Figure 7. “Steiner’s isoperimetric argument, part 2” from [Nahin, 58]

The areas of the regions R1, R2, and R3 under the new curve  then transfer as R1, R2', and R3 (R1 and R3 remaining unchanged because of the construction APA'P' and PB = P'B') [Nahin, 58]. By the preliminary lemma, the area of R2' is larger than that of R2, thus demonstrating the fact that “an arbitrary curve C [has been transformed] into a curve C' with the same perimeter that encloses (with L) an area greater than that enclosed by C and L” [Nahin, 58]. Accordingly Steiner concluded that “the only curve C that does not allow such an area-increasing, perimeter-preserving transformation is the semicircle” in which, by the preliminary lemma, there does not exist a point P contained on C such that ∠ APB ≠ 90° [Nahin, 58].

Steiner thus believed he had proved the circle to be the solution to the isoperimetric problem. As later scholars, including the German mathematician Peter Dirichlet (1805-1859), noted, Steiner had made an underlying assumption not explicitly addressed in his proof, namely that a solution exists [Nahin, 59]. The lemmas and final proof can only function if it is assumed (or known) that the isoperimetric problem is indeed solvable. As Nahin notes, this is not quite as obvious as it might first appear. Numerous geometrical problems, including the problem of “finding that convex figure of greatest area among all convex figures with a perimeter less than one” and the so-called Kakeya problem (finding “the smallest area in which a line segment of unit length can be rotated through 360°”) are, in fact, without solution [Nahin, 59-60].

## Analytic Solution to the Problem

Other mathematicians attempted to tackle the isoperimetric problem from the analytic or calculus-based perspective. Using calculus, the isoperimetric problem can be stated as follows:

Find an arc with parametric equations x=x(t), y=y(t) for t in [t1,t2] such that x(t1) = x(t2), y(t1) = y(t2) (where no further intersections occur) constrained by

$L = \int_{t_1}^{t_2} \sqrt{x^{{\prime}^2}+y^{{\prime}^2}}\,\,dt$

such that

$A ={\frac{1}{2}} \int_{t_1}^{t_2} \left({xy^{\prime}-x^{\prime}y}\right)\,dt$

is a maximum [Weisstein, 1].

As Dunham observes in The Mathematical Universe, even Steiner’s elegant proof and the application of calculus did not end work on the isoperimetric problem. Although the circle is indeed the solution to the question as Zenodorus considered it, “it is conceivable,” writes Dunham, “that [one] might exceed a circle’s area by assembling not regular polygons…but parabolas, ellipses, or some other irregular curves” [Dunham, 112]. Indeed, it was over an aspect of isoperimetry that the mathematician brothers Jakob and Johann Bernoulli came to blows, a struggle which eventually contributed to the development of the calculus of variations [Dunham, 14-15, 112-13].

Although the isoperimetric problem has its origins in the ancient world, it is nonetheless a problem for the ages.
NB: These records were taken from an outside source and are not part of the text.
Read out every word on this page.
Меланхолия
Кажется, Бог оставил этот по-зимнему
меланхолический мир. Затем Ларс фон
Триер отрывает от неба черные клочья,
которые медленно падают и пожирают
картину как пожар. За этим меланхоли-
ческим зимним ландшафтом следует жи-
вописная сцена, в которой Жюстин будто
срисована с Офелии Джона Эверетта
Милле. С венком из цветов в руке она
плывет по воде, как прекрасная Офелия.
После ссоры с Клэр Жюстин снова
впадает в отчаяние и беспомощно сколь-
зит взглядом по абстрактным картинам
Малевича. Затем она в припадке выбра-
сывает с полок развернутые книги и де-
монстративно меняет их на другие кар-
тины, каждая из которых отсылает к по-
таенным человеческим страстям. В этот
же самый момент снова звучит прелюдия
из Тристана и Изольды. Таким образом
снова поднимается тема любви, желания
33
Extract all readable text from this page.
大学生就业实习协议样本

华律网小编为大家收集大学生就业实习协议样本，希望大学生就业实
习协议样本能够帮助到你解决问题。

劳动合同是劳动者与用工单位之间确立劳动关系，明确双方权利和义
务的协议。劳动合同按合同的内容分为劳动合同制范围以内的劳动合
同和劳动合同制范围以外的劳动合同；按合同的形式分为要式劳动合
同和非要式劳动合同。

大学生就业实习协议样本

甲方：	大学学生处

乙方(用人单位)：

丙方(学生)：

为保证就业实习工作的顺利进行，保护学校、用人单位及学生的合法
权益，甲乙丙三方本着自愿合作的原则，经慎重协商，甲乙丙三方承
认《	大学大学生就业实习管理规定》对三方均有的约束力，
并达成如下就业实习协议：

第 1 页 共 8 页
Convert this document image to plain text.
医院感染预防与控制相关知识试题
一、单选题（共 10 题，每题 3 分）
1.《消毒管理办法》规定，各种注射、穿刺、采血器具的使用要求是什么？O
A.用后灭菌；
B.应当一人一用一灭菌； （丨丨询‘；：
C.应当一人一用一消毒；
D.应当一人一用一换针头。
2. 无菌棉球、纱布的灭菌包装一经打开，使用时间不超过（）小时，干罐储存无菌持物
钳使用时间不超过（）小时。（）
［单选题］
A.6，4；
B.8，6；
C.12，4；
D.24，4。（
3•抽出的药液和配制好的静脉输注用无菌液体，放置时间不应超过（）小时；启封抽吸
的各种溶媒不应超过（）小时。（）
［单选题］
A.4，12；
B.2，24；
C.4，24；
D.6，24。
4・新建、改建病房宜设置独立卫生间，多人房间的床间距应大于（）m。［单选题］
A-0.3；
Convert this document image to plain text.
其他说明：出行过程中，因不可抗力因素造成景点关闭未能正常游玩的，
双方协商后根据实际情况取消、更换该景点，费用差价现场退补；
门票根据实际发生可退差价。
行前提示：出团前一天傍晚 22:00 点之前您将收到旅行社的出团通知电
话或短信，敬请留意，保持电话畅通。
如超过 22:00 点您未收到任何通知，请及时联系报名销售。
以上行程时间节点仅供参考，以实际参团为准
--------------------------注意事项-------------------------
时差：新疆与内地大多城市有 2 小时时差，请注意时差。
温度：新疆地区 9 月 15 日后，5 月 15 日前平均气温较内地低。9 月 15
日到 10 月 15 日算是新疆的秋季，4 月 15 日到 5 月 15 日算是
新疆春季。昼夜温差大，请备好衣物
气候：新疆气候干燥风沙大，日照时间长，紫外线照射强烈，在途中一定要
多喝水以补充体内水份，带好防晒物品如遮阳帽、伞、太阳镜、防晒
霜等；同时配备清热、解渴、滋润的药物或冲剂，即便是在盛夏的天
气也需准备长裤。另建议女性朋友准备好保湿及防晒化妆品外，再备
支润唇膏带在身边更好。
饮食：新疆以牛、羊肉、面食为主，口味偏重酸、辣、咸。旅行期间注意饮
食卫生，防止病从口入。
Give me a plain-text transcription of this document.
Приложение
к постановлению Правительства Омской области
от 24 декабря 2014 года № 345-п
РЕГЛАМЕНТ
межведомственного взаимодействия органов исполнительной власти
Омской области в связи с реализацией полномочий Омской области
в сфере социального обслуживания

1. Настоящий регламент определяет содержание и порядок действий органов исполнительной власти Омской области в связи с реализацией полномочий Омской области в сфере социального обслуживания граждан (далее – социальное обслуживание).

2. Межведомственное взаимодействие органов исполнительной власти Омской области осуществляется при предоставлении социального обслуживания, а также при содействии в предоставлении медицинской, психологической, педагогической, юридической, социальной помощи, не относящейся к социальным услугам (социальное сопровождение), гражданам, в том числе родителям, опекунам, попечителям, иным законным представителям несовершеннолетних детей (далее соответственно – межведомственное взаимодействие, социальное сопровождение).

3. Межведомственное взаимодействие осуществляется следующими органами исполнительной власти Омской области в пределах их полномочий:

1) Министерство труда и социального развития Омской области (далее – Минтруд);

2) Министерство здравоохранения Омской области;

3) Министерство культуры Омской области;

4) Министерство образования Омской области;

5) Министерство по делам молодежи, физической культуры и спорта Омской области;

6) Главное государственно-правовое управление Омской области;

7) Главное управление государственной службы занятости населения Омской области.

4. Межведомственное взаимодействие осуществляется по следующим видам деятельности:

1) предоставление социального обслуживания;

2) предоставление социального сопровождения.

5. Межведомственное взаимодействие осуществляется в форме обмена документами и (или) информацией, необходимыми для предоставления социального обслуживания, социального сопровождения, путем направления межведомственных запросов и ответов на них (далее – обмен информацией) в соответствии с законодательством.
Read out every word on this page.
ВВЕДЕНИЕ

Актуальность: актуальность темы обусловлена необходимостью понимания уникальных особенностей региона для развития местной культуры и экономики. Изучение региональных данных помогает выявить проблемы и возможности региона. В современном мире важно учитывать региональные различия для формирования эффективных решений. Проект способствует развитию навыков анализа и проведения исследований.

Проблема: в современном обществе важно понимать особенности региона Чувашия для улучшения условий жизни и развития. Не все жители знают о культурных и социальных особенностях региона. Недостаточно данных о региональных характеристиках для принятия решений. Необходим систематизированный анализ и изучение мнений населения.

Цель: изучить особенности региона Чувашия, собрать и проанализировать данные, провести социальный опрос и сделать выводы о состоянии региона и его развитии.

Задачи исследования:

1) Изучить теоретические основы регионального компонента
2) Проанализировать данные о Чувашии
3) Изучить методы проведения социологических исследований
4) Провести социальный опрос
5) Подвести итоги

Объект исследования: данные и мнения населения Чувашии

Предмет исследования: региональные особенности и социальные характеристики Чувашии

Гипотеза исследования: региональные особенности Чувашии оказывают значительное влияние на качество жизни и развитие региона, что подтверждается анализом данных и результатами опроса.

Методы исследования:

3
Despite the fact that he was a member of a mathematical culture as yet unacquainted with calculus or the modern notions of extrema, Zenodorus developed a geometrical proof of a concept which proved so significant as to find its way into literary, philosophical, and, most importantly, modern mathematical texts. Ancient problems, such as that of isoperimetry, are not relics of an obsolete mathematical past, but rather important steps towards the development of contemporary mathematics. Problems posed by the ancients not only speeded the progression towards more rigorous, complete systems of mathematics, but also prompted later innovators to develop new systems to deal with these early questions. The isoperimetric problem thus demonstrates an important continuity in mathematical thought. From Zenodorus to Pappus and from Steiner to the mathematicians of the twenty-first century, isoperimetry has transcended its origins in ancient geometry to become a building block of more modern analytic systems of mathematics. In his preface "On the Sagacity of Bees," Pappus observed that God had given to man "the best and most perfect understanding of wisdom and mathematics" [Thomas, 589]. Indeed, it is this wisdom which led geometers not only to the solution of the isoperimetric problem but more importantly to a greater appreciation of the beauty and logic of the mathematical world.